L’enseignement scripturaire, même lorsqu’il emprunte le vocabulaire usuel de l’époque, reste celui du Dieu de vérité et non celui d’hommes religieux faillibles et crédules. Comme l’écrit le pasteur van Dam dans son remarquable ouvrage sur la démonologie et le ministère de délivrance 4 :
4 Dämonen und Besessene, Paul Pattloch Verlag, Aschaffenburg.

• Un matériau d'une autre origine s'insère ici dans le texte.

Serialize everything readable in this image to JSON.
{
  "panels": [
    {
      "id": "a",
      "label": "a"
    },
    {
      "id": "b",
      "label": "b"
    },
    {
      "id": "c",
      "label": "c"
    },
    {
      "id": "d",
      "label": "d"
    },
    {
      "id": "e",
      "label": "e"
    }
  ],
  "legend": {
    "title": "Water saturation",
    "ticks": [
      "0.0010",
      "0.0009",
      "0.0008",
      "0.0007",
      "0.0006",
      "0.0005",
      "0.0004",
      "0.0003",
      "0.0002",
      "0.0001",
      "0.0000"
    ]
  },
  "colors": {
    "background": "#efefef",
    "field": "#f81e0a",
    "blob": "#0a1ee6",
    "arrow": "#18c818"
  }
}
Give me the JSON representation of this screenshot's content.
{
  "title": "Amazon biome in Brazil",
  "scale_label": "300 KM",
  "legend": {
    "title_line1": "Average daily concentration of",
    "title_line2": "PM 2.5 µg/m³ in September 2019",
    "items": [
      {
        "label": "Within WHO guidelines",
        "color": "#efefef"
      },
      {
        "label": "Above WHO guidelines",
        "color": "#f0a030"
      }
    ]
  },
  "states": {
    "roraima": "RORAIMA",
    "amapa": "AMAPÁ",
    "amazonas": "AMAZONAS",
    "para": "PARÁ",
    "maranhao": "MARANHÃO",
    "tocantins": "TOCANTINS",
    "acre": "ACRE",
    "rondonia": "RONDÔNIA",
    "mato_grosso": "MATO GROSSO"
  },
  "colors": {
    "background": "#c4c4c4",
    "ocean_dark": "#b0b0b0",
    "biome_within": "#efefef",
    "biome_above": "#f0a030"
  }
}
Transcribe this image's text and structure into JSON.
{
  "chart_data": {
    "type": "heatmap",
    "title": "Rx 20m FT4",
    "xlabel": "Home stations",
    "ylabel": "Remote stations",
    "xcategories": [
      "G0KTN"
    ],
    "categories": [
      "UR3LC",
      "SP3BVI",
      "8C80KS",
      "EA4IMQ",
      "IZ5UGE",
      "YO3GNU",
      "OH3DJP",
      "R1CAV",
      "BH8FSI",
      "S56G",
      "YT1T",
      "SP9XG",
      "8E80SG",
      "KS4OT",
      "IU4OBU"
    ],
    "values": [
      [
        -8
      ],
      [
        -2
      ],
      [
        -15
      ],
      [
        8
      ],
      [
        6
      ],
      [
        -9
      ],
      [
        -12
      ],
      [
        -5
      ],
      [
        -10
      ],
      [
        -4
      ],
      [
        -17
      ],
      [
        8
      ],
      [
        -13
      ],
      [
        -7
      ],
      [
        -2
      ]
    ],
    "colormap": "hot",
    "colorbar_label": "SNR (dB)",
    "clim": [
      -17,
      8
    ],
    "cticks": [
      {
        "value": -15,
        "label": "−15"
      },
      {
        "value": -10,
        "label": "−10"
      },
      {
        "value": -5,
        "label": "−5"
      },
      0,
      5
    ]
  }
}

Naturellement, Jésus était homme en son siècle, mais il était aussi le Fils de Dieu. Il incarnait, proclamait, manifestait le royaume de Dieu dans la puissance du Saint-Esprit qui l’accompagnait. C’est pourquoi ses contemporains s’interrogeaient : “Qu’est-ce que cela ? Voilà un enseignement nouveau, plein d’autorité. Il commande même aux esprits impurs et ils lui obéissent” 5. Venu au nom du Père, il cherchait la volonté de son Père 6, il disait ce qu’il avait entendu de son Père 7 et faisait les œuvres que son Père lui avait donné d’accomplir 8. Et en rapportant cela, Jean avait en vue le ministère de la libération inscrit dans la parole du Christ selon Jean 14.12 : “Celui qui croit en moi fera aussi les œuvres que je fais.” Jésus a considéré son combat victorieux contre les puissances démoniaques comme une manifestation du royaume de Dieu 9... Parce que Jésus est la personnification du royaume de Dieu, les fondements de son enseignement au sujet de Satan et des démons ne sont pas tributaires du siècle, mais ont valeur de vérité intemporelle. Pourrait-il être le témoin du royaume de Dieu dans la communion et la plénitude du Saint-Esprit et ignorer ce que sont en réalité le royaume des ténèbres et les agissements des esprits impurs ? Si la parole est certaine quand il nous instruit des choses du royaume de Dieu, pourquoi ne le serait-elle pas quand il nous parle du royaume de Satan? S’il est Seigneur quand il révèle la volonté de Dieu, il l’est aussi dans sa catéchèse au sujet des démons.
5 Marc 1.27.
6 Jean 5.30.
9 Luc 11.20 ; Matthieu 12.28.
Et le pasteur van Dam d’ajouter :
La révélation de Dieu se limite-t-elle à ce que l’homme croit naturellement ou bien la foi a-t-elle pour vraie mesure la Parole divinement inspirée ? Cette critique purement rationnelle de l’Ecriture n’est-elle pas finalement un avantage donné au prince des ténèbres ? L’injustice, le racisme, la guerre, manifestations du péché de l’homme, doivent être combattus. Cette action nécessaire est un des aspects de la libération, quand même Jésus n’aurait jamais qualifié d’exorcisme une démonstration politique contre l’occupation romaine.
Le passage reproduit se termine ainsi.